TEMPO.CO, Jakarta - Ketua Komisi Agama DPR Saleh Partaonan Daulay meminta Kementerian Agama menyusun kurikulum khusus sebagai upaya menangkal gerakan radikal sebagai bagian dari upaya deradikalisasi. Kurikulum ini bisa diterapkan pada jaringan pendidikan madrasah ataupun pondok pesantren yang dimiliki Kementerian Agama dan Kantor Urusan Agama.
Kurikulum itu nantinya bisa diajarkan oleh tenaga pendidik ataupun dosen-dosen perguruan tinggi keagamaan. Para tenaga pendidik di lembaga-lembaga pendidikan tersebut, menurut Saleh, seharusnya bisa diajak bersama-sama mengajarkan praktek pelaksanaan agama yang damai dan toleran.

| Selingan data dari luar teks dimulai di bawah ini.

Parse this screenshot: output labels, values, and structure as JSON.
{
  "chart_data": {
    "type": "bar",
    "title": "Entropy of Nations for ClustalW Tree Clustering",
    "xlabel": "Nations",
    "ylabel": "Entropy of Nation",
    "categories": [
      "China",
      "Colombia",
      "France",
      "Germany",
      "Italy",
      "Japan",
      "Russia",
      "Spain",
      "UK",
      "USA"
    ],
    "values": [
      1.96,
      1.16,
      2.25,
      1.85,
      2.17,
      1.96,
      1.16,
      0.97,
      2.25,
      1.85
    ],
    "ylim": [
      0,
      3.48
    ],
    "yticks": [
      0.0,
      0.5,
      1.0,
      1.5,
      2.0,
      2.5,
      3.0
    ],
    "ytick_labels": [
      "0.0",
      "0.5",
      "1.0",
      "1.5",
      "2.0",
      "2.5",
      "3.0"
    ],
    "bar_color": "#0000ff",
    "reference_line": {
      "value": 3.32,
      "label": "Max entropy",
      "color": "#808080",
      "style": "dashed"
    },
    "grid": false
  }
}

Kementerian Agama dianggap mampu menampilkan pandangan keagamaan yang lebih mudah dipahami masyarakat. Apalagi Kementerian Agama dengan jaringan yang cukup luas mampu menjadi leading sector dalam pendidikan untuk mencegah generasi muda terlibat aksi radikal.
Dalam menanggulangi terorisme, Kementerian Agama bisa melibatkan ormas-ormas dan tokoh-tokoh masyarakat. "Sayang sekali kalau potensi itu tidak dimanfaatkan," ujarnya dalam keterangan tertulis di Jakarta, Senin, 18 Januari 2016. "Kalau ada koordinasi dengan BNPT dan kepolisian, program yang ada sangat bisa bersinergi dan saling melengkapi."

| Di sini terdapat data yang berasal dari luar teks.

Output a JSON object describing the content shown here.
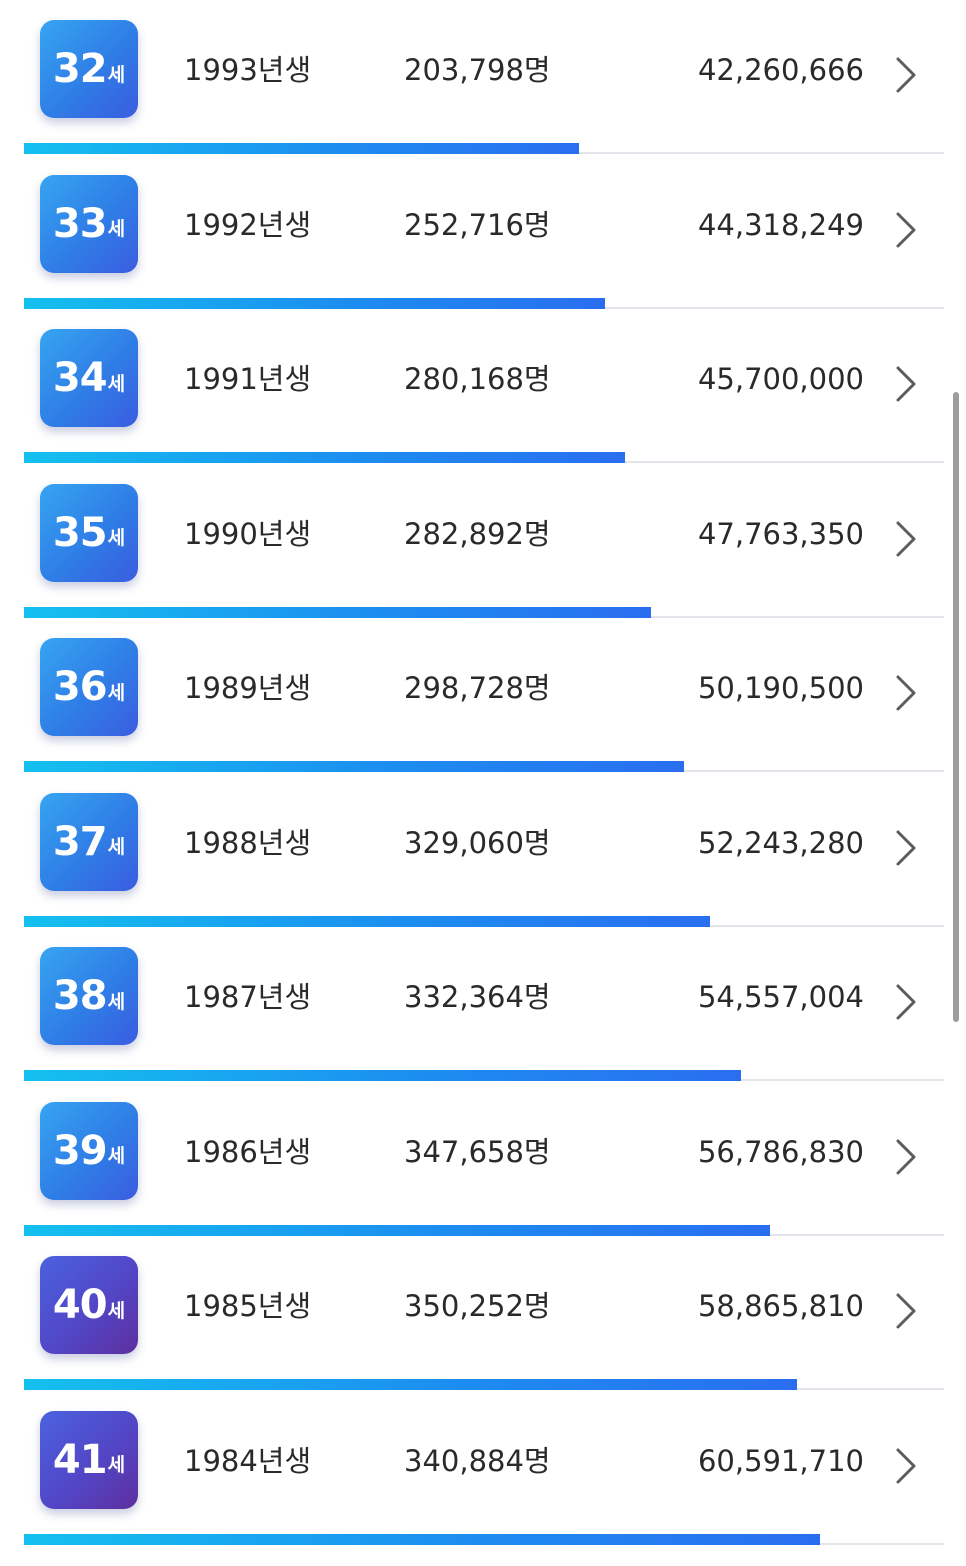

Saleh menyikapi munculnya kembali teror yang pekan lalu terjadi di sekitar Sarinah, Thamrin, Jakarta Pusat. Menurut Saleh, Kementerian Agama harus mengambil langkah-langkah koordinatif dengan kementerian dan lembaga lain dalam upaya mengantisipasi penyebaran paham radikalisme di masyarakat.

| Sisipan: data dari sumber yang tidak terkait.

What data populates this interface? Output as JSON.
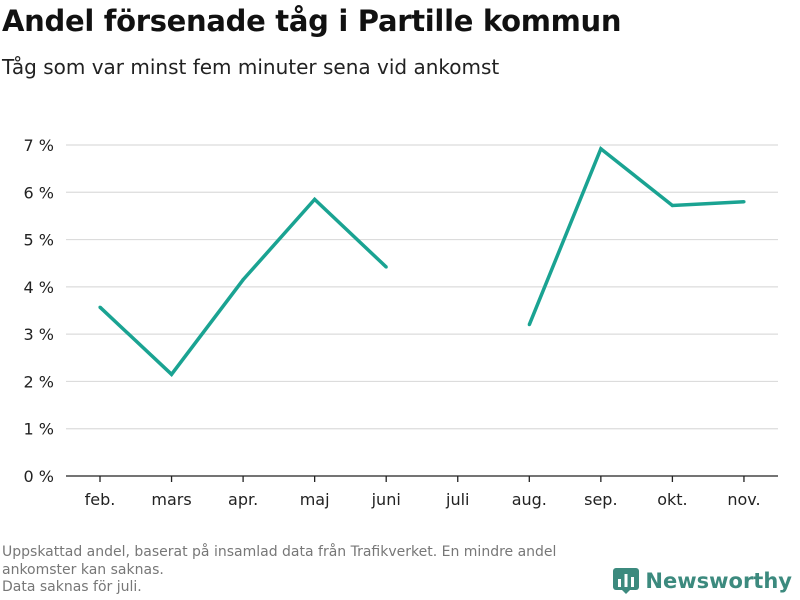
{
  "title": "Andel försenade tåg i Partille kommun",
  "subtitle": "Tåg som var minst fem minuter sena vid ankomst",
  "footer": {
    "line1": "Uppskattad andel, baserat på insamlad data från Trafikverket. En mindre andel",
    "line2": "ankomster kan saknas.",
    "line3": "Data saknas för juli."
  },
  "brand": {
    "name": "Newsworthy",
    "icon": "newsworthy-logo-icon",
    "color": "#3c8a7e"
  },
  "chart_data": {
    "type": "line",
    "categories": [
      "feb.",
      "mars",
      "apr.",
      "maj",
      "juni",
      "juli",
      "aug.",
      "sep.",
      "okt.",
      "nov."
    ],
    "series": [
      {
        "values": [
          3.57,
          2.15,
          4.15,
          5.85,
          4.42,
          null,
          3.2,
          6.92,
          5.72,
          5.8
        ],
        "color": "#1aa392"
      }
    ],
    "yticks": [
      "0 %",
      "1 %",
      "2 %",
      "3 %",
      "4 %",
      "5 %",
      "6 %",
      "7 %"
    ],
    "ylim": [
      0,
      7
    ],
    "grid": true
  }
}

Menurut Saleh, sejauh ini belum ada peraturan yang mengizinkan Kementerian Agama mendata gerakan keagamaan yang ada di Indonesia. Namun, jika ada yang menyimpang dan membahayakan negara, Kementerian Agama memiliki tanggung jawab ikut serta melindungi kepentingan nasional.